As a doula, I spend a lot of time talking to women about their labors. Helping them work through what happened and why, show them the reasons why things were done, all that. Whether it was last week or 40 years ago, labor is the kind of experience that stays with you.
Sometimes you have to revisit those hours to figure out why the events took place in the way that they did. You have to ask yourself questions, you have to try and understand the rationale of the doctors, nurses and midwives. You have to find some level of peace with what you've been through.
This is essential for all women, but even more so for those who had a traumatic birth experience. The fear of it happening again the way it did the first time leads many women to in turn fear the next pregnancy. Some push it off for years. Some never try again.
I'm always annoyed at the people who say things like as long as the baby is healthy, that's all that matters. Not exactly. While the health and safety of the mother and baby are obviously paramount concerns, they aren't the only ones. And belittling everything else provides a great disservice to women in general.
You should come out of labor feeling enriched and empowered, strong and feminine. You should not exit the delivery room feeling violated and defeated, damaged and weak. Yet it happens every day.
I was not surprised that my first question asked here was about a traumatic birth and the fear of a repeat. Without having been there and knowing all the details, it is impossible for me to say exactly what happened and why, but I can venture guesses.
This mother labored 29 hours prior to having an "emergency" c-section. I use the term loosely, and will explain below. She then had several boluses of epidural medication delivered, so much that it actually impaired her ability to breathe. Terrifying, and all too common. She came out of the hospital with a baby, yes. But she brought home fear too. An assumption that she will need a repeat c-section and that her pain will not be manageable safely.
All legitimate concerns. And all those legitimate concerns are making her hesitant to try for the next baby.
This mom is worried about a repeat. I don't blame her.

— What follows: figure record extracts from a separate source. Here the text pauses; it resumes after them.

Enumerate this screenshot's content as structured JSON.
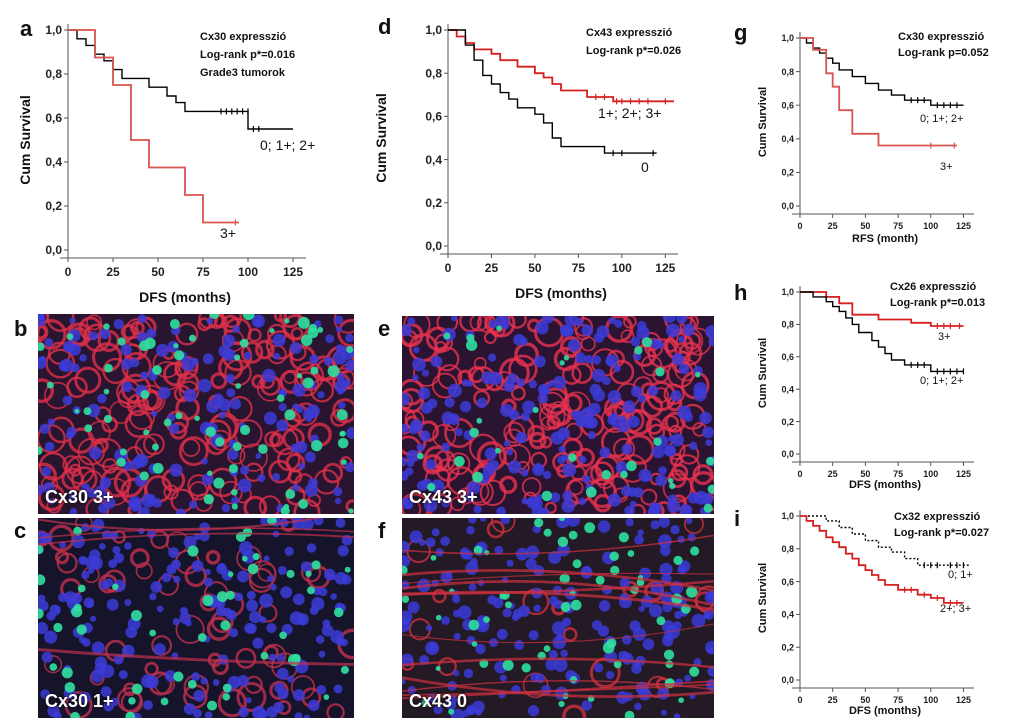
{
  "panel_letters": {
    "a": "a",
    "b": "b",
    "c": "c",
    "d": "d",
    "e": "e",
    "f": "f",
    "g": "g",
    "h": "h",
    "i": "i"
  },
  "micrographs": [
    {
      "id": "b",
      "label": "Cx30 3+"
    },
    {
      "id": "c",
      "label": "Cx30 1+"
    },
    {
      "id": "e",
      "label": "Cx43 3+"
    },
    {
      "id": "f",
      "label": "Cx43 0"
    }
  ],
  "colors": {
    "black": "#000000",
    "red": "#d62020",
    "light_red": "#d9534f"
  },
  "chart_data": [
    {
      "id": "a",
      "type": "line",
      "annotations": [
        "Cx30 expresszió",
        "Log-rank p*=0.016",
        "Grade3 tumorok"
      ],
      "xlabel": "DFS (months)",
      "ylabel": "Cum Survival",
      "xlim": [
        0,
        130
      ],
      "ylim": [
        0,
        1
      ],
      "xticks": [
        "0",
        "25",
        "50",
        "75",
        "100",
        "125"
      ],
      "yticks": [
        "0,0",
        "0,2",
        "0,4",
        "0,6",
        "0,8",
        "1,0"
      ],
      "series": [
        {
          "name": "0; 1+; 2+",
          "color": "#000000",
          "dashed": false,
          "x": [
            0,
            5,
            5,
            10,
            10,
            15,
            15,
            20,
            20,
            25,
            25,
            30,
            30,
            45,
            45,
            55,
            55,
            60,
            60,
            65,
            65,
            100,
            100,
            125
          ],
          "y": [
            1.0,
            1.0,
            0.96,
            0.96,
            0.93,
            0.93,
            0.89,
            0.89,
            0.86,
            0.86,
            0.82,
            0.82,
            0.78,
            0.78,
            0.74,
            0.74,
            0.7,
            0.7,
            0.67,
            0.67,
            0.63,
            0.63,
            0.55,
            0.55
          ],
          "censored": [
            [
              85,
              0.63
            ],
            [
              88,
              0.63
            ],
            [
              91,
              0.63
            ],
            [
              94,
              0.63
            ],
            [
              97,
              0.63
            ],
            [
              100,
              0.63
            ],
            [
              103,
              0.55
            ],
            [
              106,
              0.55
            ]
          ]
        },
        {
          "name": "3+",
          "color": "#d9534f",
          "dashed": false,
          "x": [
            0,
            15,
            15,
            25,
            25,
            35,
            35,
            45,
            45,
            65,
            65,
            75,
            75,
            85,
            85,
            95
          ],
          "y": [
            1.0,
            1.0,
            0.875,
            0.875,
            0.75,
            0.75,
            0.5,
            0.5,
            0.375,
            0.375,
            0.25,
            0.25,
            0.125,
            0.125,
            0.125,
            0.125
          ],
          "censored": [
            [
              93,
              0.125
            ]
          ]
        }
      ]
    },
    {
      "id": "d",
      "type": "line",
      "annotations": [
        "Cx43 expresszió",
        "Log-rank p*=0.026"
      ],
      "xlabel": "DFS (months)",
      "ylabel": "Cum Survival",
      "xlim": [
        0,
        130
      ],
      "ylim": [
        0,
        1
      ],
      "xticks": [
        "0",
        "25",
        "50",
        "75",
        "100",
        "125"
      ],
      "yticks": [
        "0,0",
        "0,2",
        "0,4",
        "0,6",
        "0,8",
        "1,0"
      ],
      "series": [
        {
          "name": "1+; 2+; 3+",
          "color": "#d62020",
          "dashed": false,
          "x": [
            0,
            5,
            5,
            10,
            10,
            15,
            15,
            25,
            25,
            30,
            30,
            40,
            40,
            50,
            50,
            55,
            55,
            60,
            60,
            65,
            65,
            80,
            80,
            95,
            95,
            120,
            120,
            130
          ],
          "y": [
            1.0,
            1.0,
            0.97,
            0.97,
            0.94,
            0.94,
            0.91,
            0.91,
            0.89,
            0.89,
            0.86,
            0.86,
            0.83,
            0.83,
            0.8,
            0.8,
            0.78,
            0.78,
            0.75,
            0.75,
            0.72,
            0.72,
            0.69,
            0.69,
            0.67,
            0.67,
            0.67,
            0.67
          ],
          "censored": [
            [
              85,
              0.69
            ],
            [
              90,
              0.69
            ],
            [
              97,
              0.67
            ],
            [
              100,
              0.67
            ],
            [
              105,
              0.67
            ],
            [
              110,
              0.67
            ],
            [
              115,
              0.67
            ],
            [
              125,
              0.67
            ]
          ]
        },
        {
          "name": "0",
          "color": "#000000",
          "dashed": false,
          "x": [
            0,
            10,
            10,
            15,
            15,
            20,
            20,
            25,
            25,
            30,
            30,
            35,
            35,
            40,
            40,
            50,
            50,
            55,
            55,
            60,
            60,
            65,
            65,
            90,
            90,
            120
          ],
          "y": [
            1.0,
            1.0,
            0.93,
            0.93,
            0.86,
            0.86,
            0.79,
            0.79,
            0.75,
            0.75,
            0.71,
            0.71,
            0.68,
            0.68,
            0.64,
            0.64,
            0.61,
            0.61,
            0.57,
            0.57,
            0.5,
            0.5,
            0.46,
            0.46,
            0.43,
            0.43
          ],
          "censored": [
            [
              95,
              0.43
            ],
            [
              100,
              0.43
            ],
            [
              118,
              0.43
            ]
          ]
        }
      ]
    },
    {
      "id": "g",
      "type": "line",
      "annotations": [
        "Cx30 expresszió",
        "Log-rank p=0.052"
      ],
      "xlabel": "RFS (month)",
      "ylabel": "Cum Survival",
      "xlim": [
        0,
        130
      ],
      "ylim": [
        0,
        1
      ],
      "xticks": [
        "0",
        "25",
        "50",
        "75",
        "100",
        "125"
      ],
      "yticks": [
        "0,0",
        "0,2",
        "0,4",
        "0,6",
        "0,8",
        "1,0"
      ],
      "series": [
        {
          "name": "0; 1+; 2+",
          "color": "#000000",
          "dashed": false,
          "x": [
            0,
            5,
            5,
            10,
            10,
            15,
            15,
            20,
            20,
            25,
            25,
            30,
            30,
            40,
            40,
            50,
            50,
            60,
            60,
            70,
            70,
            80,
            80,
            100,
            100,
            125
          ],
          "y": [
            1.0,
            1.0,
            0.97,
            0.97,
            0.94,
            0.94,
            0.91,
            0.91,
            0.88,
            0.88,
            0.85,
            0.85,
            0.81,
            0.81,
            0.77,
            0.77,
            0.73,
            0.73,
            0.69,
            0.69,
            0.66,
            0.66,
            0.63,
            0.63,
            0.6,
            0.6
          ],
          "censored": [
            [
              85,
              0.63
            ],
            [
              90,
              0.63
            ],
            [
              95,
              0.63
            ],
            [
              105,
              0.6
            ],
            [
              110,
              0.6
            ],
            [
              115,
              0.6
            ],
            [
              120,
              0.6
            ]
          ]
        },
        {
          "name": "3+",
          "color": "#d9534f",
          "dashed": false,
          "x": [
            0,
            10,
            10,
            20,
            20,
            25,
            25,
            30,
            30,
            40,
            40,
            60,
            60,
            80,
            80,
            120
          ],
          "y": [
            1.0,
            1.0,
            0.93,
            0.93,
            0.79,
            0.79,
            0.71,
            0.71,
            0.57,
            0.57,
            0.43,
            0.43,
            0.36,
            0.36,
            0.36,
            0.36
          ],
          "censored": [
            [
              100,
              0.36
            ],
            [
              118,
              0.36
            ]
          ]
        }
      ]
    },
    {
      "id": "h",
      "type": "line",
      "annotations": [
        "Cx26 expresszió",
        "Log-rank p*=0.013"
      ],
      "xlabel": "DFS (months)",
      "ylabel": "Cum Survival",
      "xlim": [
        0,
        130
      ],
      "ylim": [
        0,
        1
      ],
      "xticks": [
        "0",
        "25",
        "50",
        "75",
        "100",
        "125"
      ],
      "yticks": [
        "0,0",
        "0,2",
        "0,4",
        "0,6",
        "0,8",
        "1,0"
      ],
      "series": [
        {
          "name": "3+",
          "color": "#d62020",
          "dashed": false,
          "x": [
            0,
            20,
            20,
            30,
            30,
            40,
            40,
            60,
            60,
            85,
            85,
            100,
            100,
            125
          ],
          "y": [
            1.0,
            1.0,
            0.97,
            0.97,
            0.93,
            0.93,
            0.86,
            0.86,
            0.83,
            0.83,
            0.81,
            0.81,
            0.79,
            0.79
          ],
          "censored": [
            [
              105,
              0.79
            ],
            [
              110,
              0.79
            ],
            [
              115,
              0.79
            ],
            [
              122,
              0.79
            ]
          ]
        },
        {
          "name": "0; 1+; 2+",
          "color": "#000000",
          "dashed": false,
          "x": [
            0,
            10,
            10,
            20,
            20,
            25,
            25,
            30,
            30,
            35,
            35,
            40,
            40,
            45,
            45,
            55,
            55,
            60,
            60,
            65,
            65,
            70,
            70,
            80,
            80,
            100,
            100,
            125
          ],
          "y": [
            1.0,
            1.0,
            0.97,
            0.97,
            0.94,
            0.94,
            0.91,
            0.91,
            0.88,
            0.88,
            0.84,
            0.84,
            0.8,
            0.8,
            0.75,
            0.75,
            0.7,
            0.7,
            0.66,
            0.66,
            0.62,
            0.62,
            0.58,
            0.58,
            0.55,
            0.55,
            0.51,
            0.51
          ],
          "censored": [
            [
              85,
              0.55
            ],
            [
              90,
              0.55
            ],
            [
              95,
              0.55
            ],
            [
              105,
              0.51
            ],
            [
              110,
              0.51
            ],
            [
              115,
              0.51
            ],
            [
              120,
              0.51
            ],
            [
              125,
              0.51
            ]
          ]
        }
      ]
    },
    {
      "id": "i",
      "type": "line",
      "annotations": [
        "Cx32 expresszió",
        "Log-rank p*=0.027"
      ],
      "xlabel": "DFS (months)",
      "ylabel": "Cum Survival",
      "xlim": [
        0,
        130
      ],
      "ylim": [
        0,
        1
      ],
      "xticks": [
        "0",
        "25",
        "50",
        "75",
        "100",
        "125"
      ],
      "yticks": [
        "0,0",
        "0,2",
        "0,4",
        "0,6",
        "0,8",
        "1,0"
      ],
      "series": [
        {
          "name": "0; 1+",
          "color": "#000000",
          "dashed": true,
          "x": [
            0,
            20,
            20,
            30,
            30,
            40,
            40,
            50,
            50,
            60,
            60,
            70,
            70,
            80,
            80,
            90,
            90,
            110,
            110,
            130
          ],
          "y": [
            1.0,
            1.0,
            0.97,
            0.97,
            0.93,
            0.93,
            0.89,
            0.89,
            0.85,
            0.85,
            0.81,
            0.81,
            0.78,
            0.78,
            0.74,
            0.74,
            0.7,
            0.7,
            0.7,
            0.7
          ],
          "censored": [
            [
              95,
              0.7
            ],
            [
              100,
              0.7
            ],
            [
              105,
              0.7
            ],
            [
              115,
              0.7
            ],
            [
              120,
              0.7
            ],
            [
              125,
              0.7
            ]
          ]
        },
        {
          "name": "2+; 3+",
          "color": "#d62020",
          "dashed": false,
          "x": [
            0,
            5,
            5,
            10,
            10,
            15,
            15,
            20,
            20,
            25,
            25,
            30,
            30,
            35,
            35,
            40,
            40,
            45,
            45,
            50,
            50,
            55,
            55,
            60,
            60,
            65,
            65,
            75,
            75,
            90,
            90,
            100,
            100,
            110,
            110,
            125
          ],
          "y": [
            1.0,
            1.0,
            0.97,
            0.97,
            0.94,
            0.94,
            0.91,
            0.91,
            0.87,
            0.87,
            0.84,
            0.84,
            0.81,
            0.81,
            0.77,
            0.77,
            0.74,
            0.74,
            0.7,
            0.7,
            0.67,
            0.67,
            0.64,
            0.64,
            0.61,
            0.61,
            0.58,
            0.58,
            0.55,
            0.55,
            0.52,
            0.52,
            0.5,
            0.5,
            0.47,
            0.47
          ],
          "censored": [
            [
              80,
              0.55
            ],
            [
              85,
              0.55
            ],
            [
              95,
              0.52
            ],
            [
              105,
              0.5
            ],
            [
              115,
              0.47
            ],
            [
              120,
              0.47
            ]
          ]
        }
      ]
    }
  ]
}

She thinks she will have to have another c-section. Whether that is the case depends on a few things. First, she would have to find a doctor and hospital that allow VBACs to even consider it. Second, there would have to be no maternal factors prohibiting a VBAC, like a vertical incision, prior pelvic injury, or abnormally small pelvic outlet. Most cases of failure to progress, the baby being too big, or fetal distress are more related to how the mother labored and with what interventions than anything else. Most cases of failure to progress are either induced or just not given enough time. Most babies fit through most pelvises. She could very well be a candidate to attempt a VBAC.
She is afraid of the breathing issues she had repeating. The trouble she experienced before is related to the way the medication is administered, and the lies that people tell about epidurals in the first place. The truth is that they aren't as amazing as advertised. Sometimes epidurals don't work at all, sometimes they only cover half your body, sometimes you feel like you can't breathe but can still feel pain. They aren't perfect. Epidural anesthesia carries with it a fair amount of risk, and interfering with breathing is one of them. There is no way to really predict if she would have the same trouble next time around, but it is something that the anesthesiologist should be made aware of in advance, particularly if she needs a repeat section.
My best advice would be to hire a doula, attempt a VBAC and try to go without an epidural completely or put it off as long as possible. Give gravity a chance to work, let your endorphins kick in as a natural pain reliever.
If it's impossible to find a doctor and hospital willing to allow VBACs, or if there are other legitimate reasons not to attempt one, realize that a scheduled c-section is a whole different experience than one that comes after a long labor. You know what you are going in for, you can plan around it, you can have a sense of expectation about what will happen. It is far less traumatic the second time around.
One of my favorite doula stories was about a friend of mine, completely defeated the first time she labored. Induced, epidural, prolonged pushing stage, episiotomy, vacuum, long painful recovery. She was afraid to go through it again. I convinced her that it didn't need to be that way.
Second time around, she labored beautifully even though she did need to be induced, avoided pain medication, pushed for only a few minutes and was pretty sure she could conquer the world. Which is how labor should be.
Recovering from birth trauma sometimes only comes after the next baby is born.
One thing that traumatic birth experiences does accomplish in a positive light is that it almost universally creates more educated moms the second time around. Mothers who ask more questions, mothers who try alternatives, who seek second opinions. Surviving birth trauma is in some ways empowering all on it's own in that regard.
The desire to not let history repeat itself is strong, especially when it's your body.
I will be writing many posts in the future specific to induction, epidurals, VBACs and more, please check back.
And good luck. Don't be so afraid that you refuse to try again. It can be better.